In my home network, the Clearnode hotspot is installed in the "UNTRUST" network segment along with devices like the Pi-Star hotspots, Roku(s) and Amazon devices to name a few.
The "UNTRUST" network can make outbound conections to the internet but nowhere else.
Setup this way, the Clearnode device is not directly connected to the internet so any security vulnerabilities can generally only be exploited from somewhere on the internal network but not from the internet where the device, running behind the firewall, should be "invisible". The exception to this was a UDP port, default 4059, which according to the instructions does need to be opened up (port forwarding through the firewall), in order to allow internet traffic to pass between Allstarlink nodes.
The initial vulnerability scan revealed that the following services and ports were open:
PORT STATE SERVICE
22/tcp open ssh
53/tcp open domain
80/tcp open http
I didn't see port 4059 show up so I may turn off port forwarding since the device seems to be running okay without its presence.
Assessment and Summary
- Server: Apache/2.4.18 (Unix) PHP/7.0.4
- The anti-clickjacking X-Frame-Options header is not present.
- The X-XSS-Protection header is not defined. This header can hint to the user agent to protect against some forms of XSS
- The X-Content-Type-Options header is not set. This could allow the user agent to render the content of the site in a different fashion to the MIME type
- OSVDB-637: Enumeration of users is possible by requesting ~username (responds with 'Forbidden' for users, 'not found' for non-existent users).
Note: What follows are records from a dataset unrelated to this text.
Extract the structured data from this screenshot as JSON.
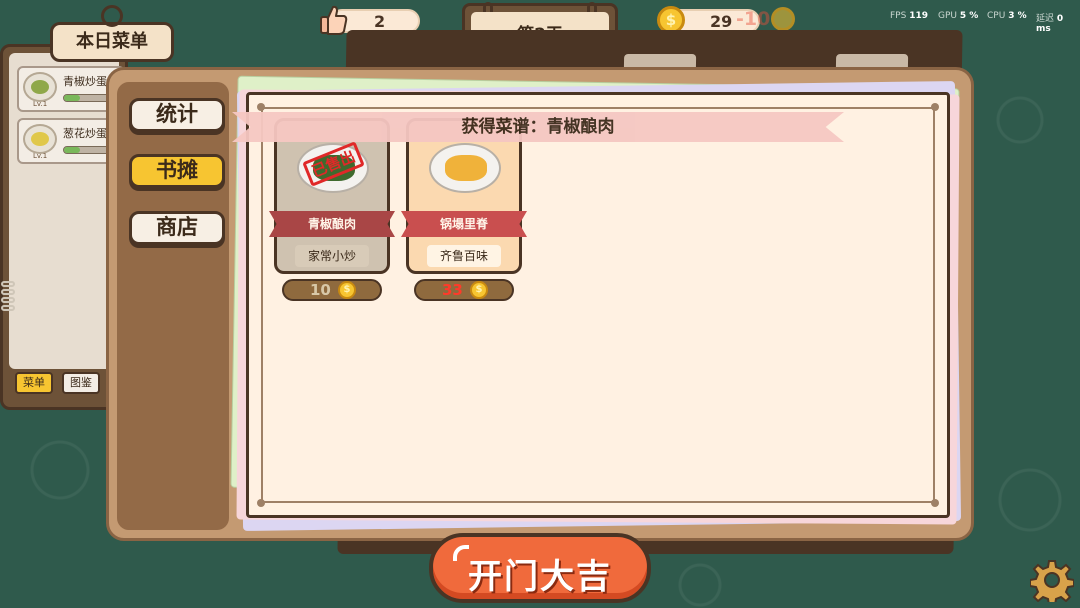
{
  "hud": {
    "likes": "2",
    "day_label": "第2天",
    "coins": "29",
    "coin_delta": "-10",
    "fps_label": "FPS",
    "fps_value": "119",
    "gpu_label": "GPU",
    "gpu_value": "5 %",
    "cpu_label": "CPU",
    "cpu_value": "3 %",
    "latency_label": "延迟",
    "latency_value": "0 ms"
  },
  "menu_panel": {
    "title": "本日菜单",
    "items": [
      {
        "name": "青椒炒蛋",
        "level": "Lv.1",
        "progress": 0.28
      },
      {
        "name": "葱花炒蛋",
        "level": "Lv.1",
        "progress": 0.28
      }
    ],
    "tabs": [
      "菜单",
      "图鉴"
    ]
  },
  "sidebar": {
    "buttons": [
      "统计",
      "书摊",
      "商店"
    ],
    "active": "书摊"
  },
  "banner": {
    "text": "获得菜谱：青椒酿肉"
  },
  "recipes": [
    {
      "name": "青椒酿肉",
      "category": "家常小炒",
      "price": "10",
      "sold_out": true,
      "stamp": "已售出",
      "price_color": "#d8c8a8"
    },
    {
      "name": "锅塌里脊",
      "category": "齐鲁百味",
      "price": "33",
      "sold_out": false,
      "stamp": "",
      "price_color": "#ff3a2a"
    }
  ],
  "coin_symbol": "$",
  "open_button": {
    "label": "开门大吉"
  },
  "icons": {
    "likes": "thumbs-up-icon",
    "coins": "gold-coin-icon",
    "settings": "gear-icon"
  },
  "colors": {
    "accent": "#f7c531",
    "button": "#f06a3c",
    "ribbon": "#c94f4f",
    "wood": "#4a3424"
  }
}
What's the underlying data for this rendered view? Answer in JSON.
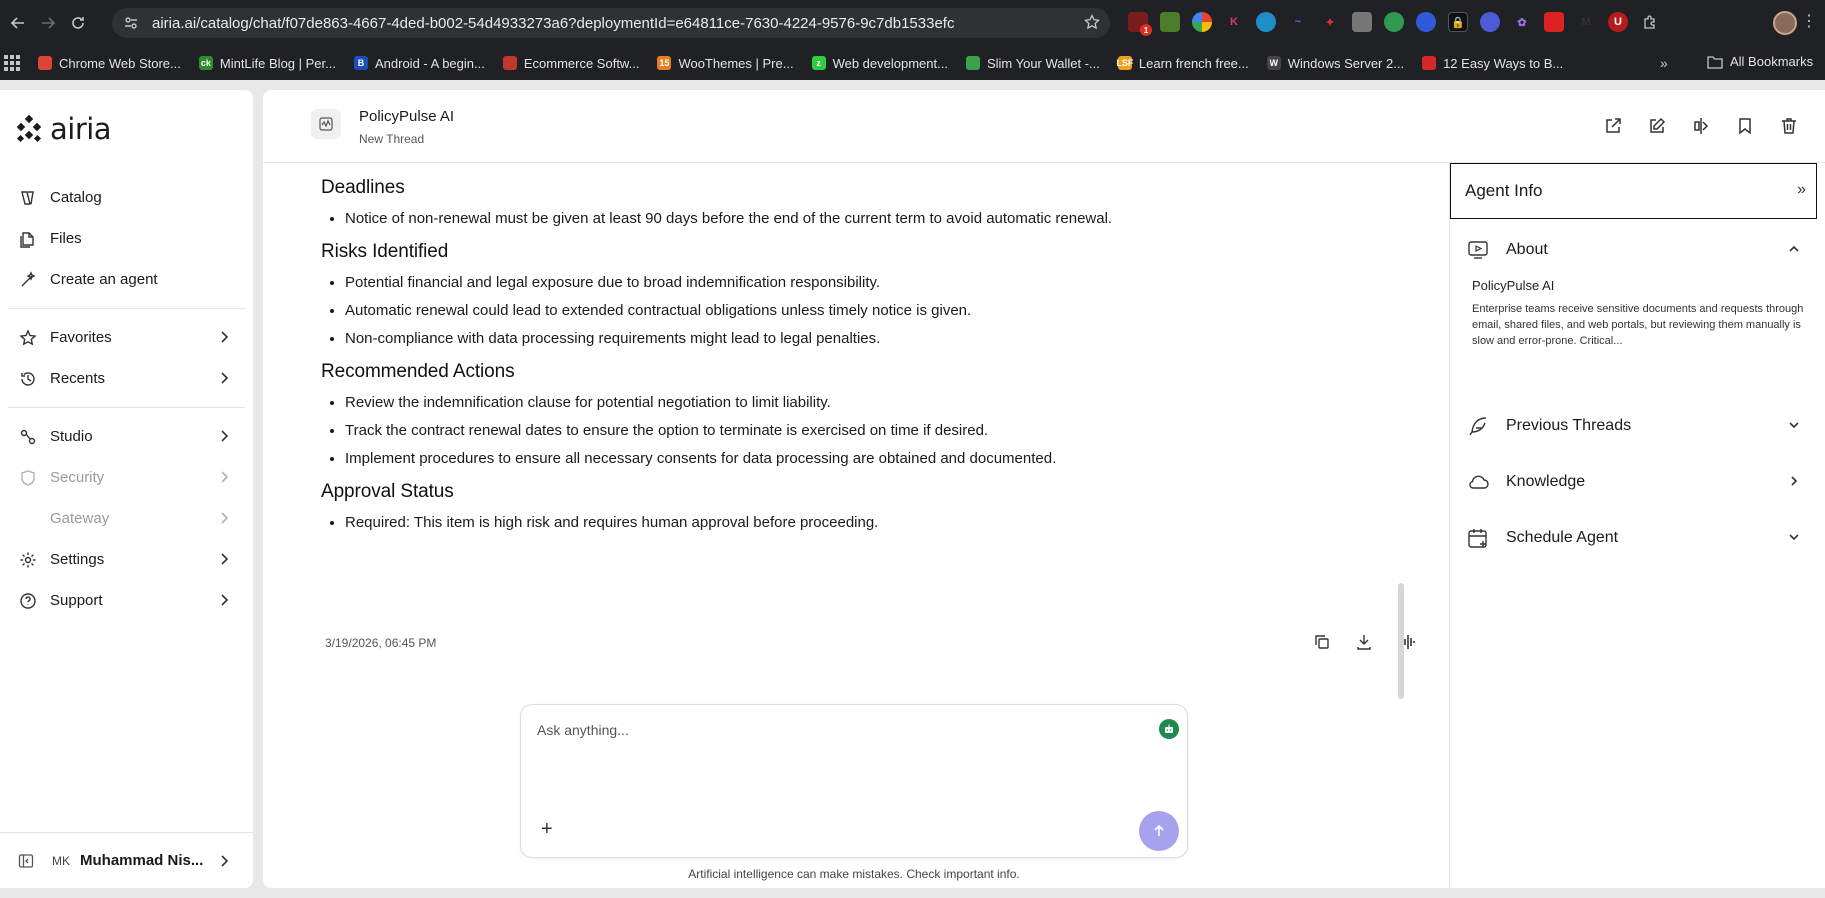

- PHP/7.0.4 appears to be outdated (current is at least 7.2.12). PHP 5.6.33, 7.0.27, 7.1.13, 7.2.1 may also current release for each branch.
- Apache/2.4.18 appears to be outdated (current is at least Apache/2.4.37). Apache 2.2.34 is the EOL for the 2.x branch.
- Apache mod_negotiation is enabled with MultiViews, which allows attackers to easily brute force file names.
- Allowed HTTP Methods: GET, HEAD, POST, OPTIONS, TRACE
- OSVDB-877: HTTP TRACE method is active, suggesting the host is vulnerable to XST
- OSVDB-3268: /icons/: Directory indexing found.
- OSVDB-3233: /icons/README: Apache default file found.